OpenCL/OpenGL interoperability and the NV-GLX X11 extension

DRC42 · August 27, 2019, 9:35pm

I develop VirtualGL, which is described in more detail in this thread: [url]Sharing render buffers or render textures among multiple OpenGL contexts - OpenGL - NVIDIA Developer Forums. Nutshell: it’s a GLX implementation that splits 2D and 3D rendering onto different X displays, so you can run Linux OpenGL applications, with GPU acceleration, even if you are using an X proxy or other remote display solution that doesn’t inherently support GPU-accelerated OpenGL.

A customer (both my customer and nVidia’s) reported a problem having to do with OpenCL/OpenGL interoperability functions. When those functions are used in a VirtualGL environment, an error occurs (Xlib: extension “NV-GLX” missing on display “:0.0”), followed by a segfault. The segfault appears to be within nVidia’s closed-source API/driver stack. I can reproduce the problem using the OpenCL Marching Cubes Isosurfaces example from [url]https://developer.nvidia.com/opencl[/url]. More specifically, in that case, the segfault occurs within the body of clEnqueueReleaseGLObjects(), which appears to be calling glCreateSyncFromCLeventARB() and glWaitSync() in succession. glWaitSync() appears to be the point at which nVidia’s OpenGL implementation tries to access the NV-GLX X11 extension and subsequently crashes.

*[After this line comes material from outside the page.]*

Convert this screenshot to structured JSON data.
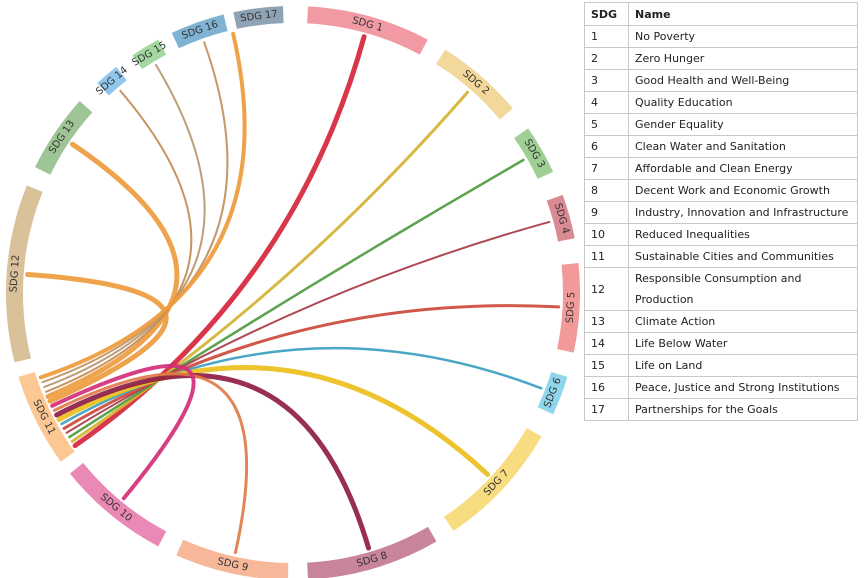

It might be tempting to say that VirtualGL’s approach is a hack, but it’s worth noting that this form of split rendering is common within the scientific visualization community, and (for instance) ParaView also does it. So I suspect that this issue would not be confined to VirtualGL. It would probably also occur in any situation in which an application uses an nVidia-attached X display for off-screen rendering and OpenCL/OpenGL interop and then tries to display the rendered OpenGL frames to a non-nVidia-attached X display.

NV-GLX is proprietary and thus doesn’t exist on any display that isn’t controlled by the nVidia API/driver stack. However, VirtualGL ensures that all OpenGL contexts are created on the “3D X server” (the GPU-attached X server to which VirtualGL redirects OpenGL rendering.) I have verified that, at the time glWaitSync() is called, there is a current OpenGL context, and it has been successfully established on the 3D X server. So I’m not sure why something within that function is trying to open a 2D X server connection. I tried swizzling the DISPLAY environment variable prior to the call to clEnqueueReleaseGLObjects(), but that didn’t do anything.

I just need to have a sense of what glWaitSync() is doing behind the scenes to attempt to access the X server, and of course I can’t get that sense because nVidia’s implementation is closed-source. Any advice is appreciated.

DRC42 · September 23, 2019, 4:58pm

The problem turned out to be due to the application passing a 2D X server handle to clCreateContext() via the CL_GLX_DISPLAY_KHR property. VirtualGL now interposes clCreateContext() in order to address that problem.